In many ways, GolfNow is doing for courses and golfers what online sites Orbitz and Travelocity have done for hotels and travelers.

Golfers can shop on GolfNow.com for discounted tee times at courses throughout the country—including dozens in central Indiana—searching by date, price and location.

The site—owned by NBCUniversal’s The Golf Channel—has tremendous reach and has upped many courses’ visibility. That marketing muscle, GolfNow officials said, is pushing more customers to courses.

A 2015 National Golf Foundation study found that, on average, GolfNow users played 12 more rounds of golf per year than those who didn’t use the service. And that same study found that GolfNow users tried on average five new courses in the 12 months leading up to the survey.

“GolfNow is especially valuable when I’m on the road. It helps me find good courses and good deals,” said Tom Blattler, media relations director for the IndyCar Series team Dreyer & Reinbold Racing.

david-mike-mug David

But Blattler, who plays about 50 rounds of golf a year and has used GolfNow about seven years, said it’s also useful locally.

“It’s helped me find courses nearby I never knew existed,” he said.

There’s another big advantage.

“I can jump on GolfNow an hour before I want to golf and find out what’s available all over town,” he said. “I can do on a computer in 10 minutes what it used to take me an hour to do by phone.”
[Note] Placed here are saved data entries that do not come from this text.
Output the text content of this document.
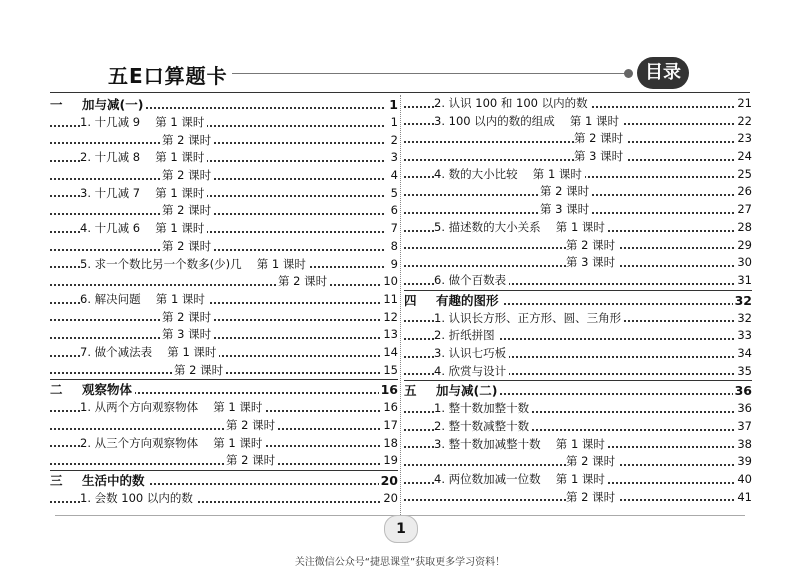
五E口算题卡	目录
一 加与减(一)	1
1. 十几减 9　 第 1 课时	1
第 2 课时	2
2. 十几减 8　 第 1 课时	3
第 2 课时	4
3. 十几减 7　 第 1 课时	5
第 2 课时	6
4. 十几减 6　 第 1 课时	7
第 2 课时	8
5. 求一个数比另一个数多(少)几　 第 1 课时	9
第 2 课时	10
6. 解决问题　 第 1 课时	11
第 2 课时	12
第 3 课时	13
7. 做个减法表　 第 1 课时	14
第 2 课时	15
二 观察物体	16
1. 从两个方向观察物体　 第 1 课时	16
第 2 课时	17
2. 从三个方向观察物体　 第 1 课时	18
第 2 课时	19
三 生活中的数	20
1. 会数 100 以内的数	20
2. 认识 100 和 100 以内的数	21
3. 100 以内的数的组成　 第 1 课时	22
第 2 课时	23
第 3 课时	24
4. 数的大小比较　 第 1 课时	25
第 2 课时	26
第 3 课时	27
5. 描述数的大小关系　 第 1 课时	28
第 2 课时	29
第 3 课时	30
6. 做个百数表	31
四 有趣的图形	32
1. 认识长方形、正方形、圆、三角形	32
2. 折纸拼图	33
3. 认识七巧板	34
4. 欣赏与设计	35
五 加与减(二)	36
1. 整十数加整十数	36
2. 整十数减整十数	37
3. 整十数加减整十数　 第 1 课时	38
第 2 课时	39
4. 两位数加减一位数　 第 1 课时	40
第 2 课时	41
1
关注微信公众号“捷思课堂”获取更多学习资料！
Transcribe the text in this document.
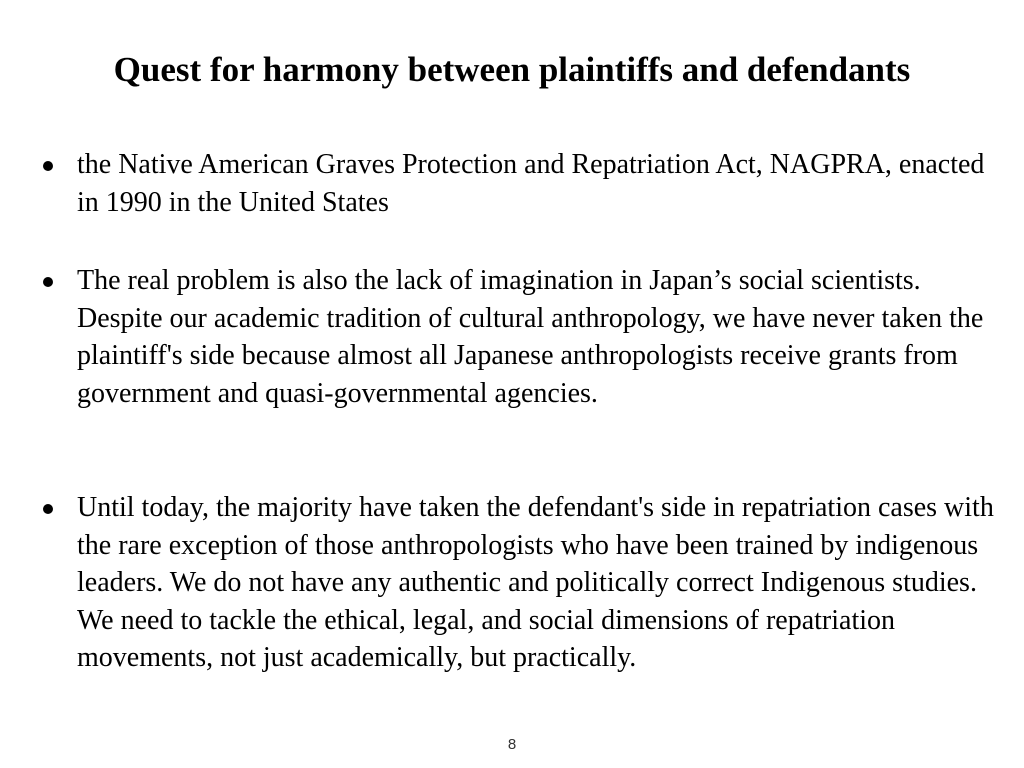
Quest for harmony between plaintiffs and defendants

the Native American Graves Protection and Repatriation Act, NAGPRA, enacted in 1990 in the United States

The real problem is also the lack of imagination in Japan’s social scientists. Despite our academic tradition of cultural anthropology, we have never taken the plaintiff's side because almost all Japanese anthropologists receive grants from government and quasi-governmental agencies.

Until today, the majority have taken the defendant's side in repatriation cases with the rare exception of those anthropologists who have been trained by indigenous leaders. We do not have any authentic and politically correct Indigenous studies. We need to tackle the ethical, legal, and social dimensions of repatriation movements, not just academically, but practically.

8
But for golf courses, there’s an undeniable downside, industry experts said.

“You can’t argue it creates disloyalty,” David said. “Everyone these days is shopping for bargains. I’ve heard of golfers making their decisions on where they golf based on the difference of $1 or $2 a round.”

That has created a nasty cycle, he added.

“The more a course discounts, the more it drags everyone down,” David said. “Courses feel like they can’t continue to discount and survive.”

Much of the friction is caused by GolfNow’s payment system.

While the site happily takes cash or a commission for the services it provides courses, it also offers barter arrangements—which usually require a course to give up two rounds per day—in exchange for listings on its website and the computer hardware and software that make booking tee times and running the pro shop easier.

GolfNow can resell those bartered rounds at rock-bottom prices.

O'Neal O'Neal

Because many courses are small businesses with limited marketing and technology budgets, they opt for the barter agreements. And while giving away a couple of rounds a day for massively increased exposure plus hardware and software seems like a good deal, course manager Doc O’Neal said it can end up being quite costly.

“Those two rounds a day you’re giving away add up,” said O’Neal, chief operating officer of Cohoat and O’Neal Management Corp., which operates Prairie View Golf Course in Carmel and Wood Wind Golf Club in Westfield.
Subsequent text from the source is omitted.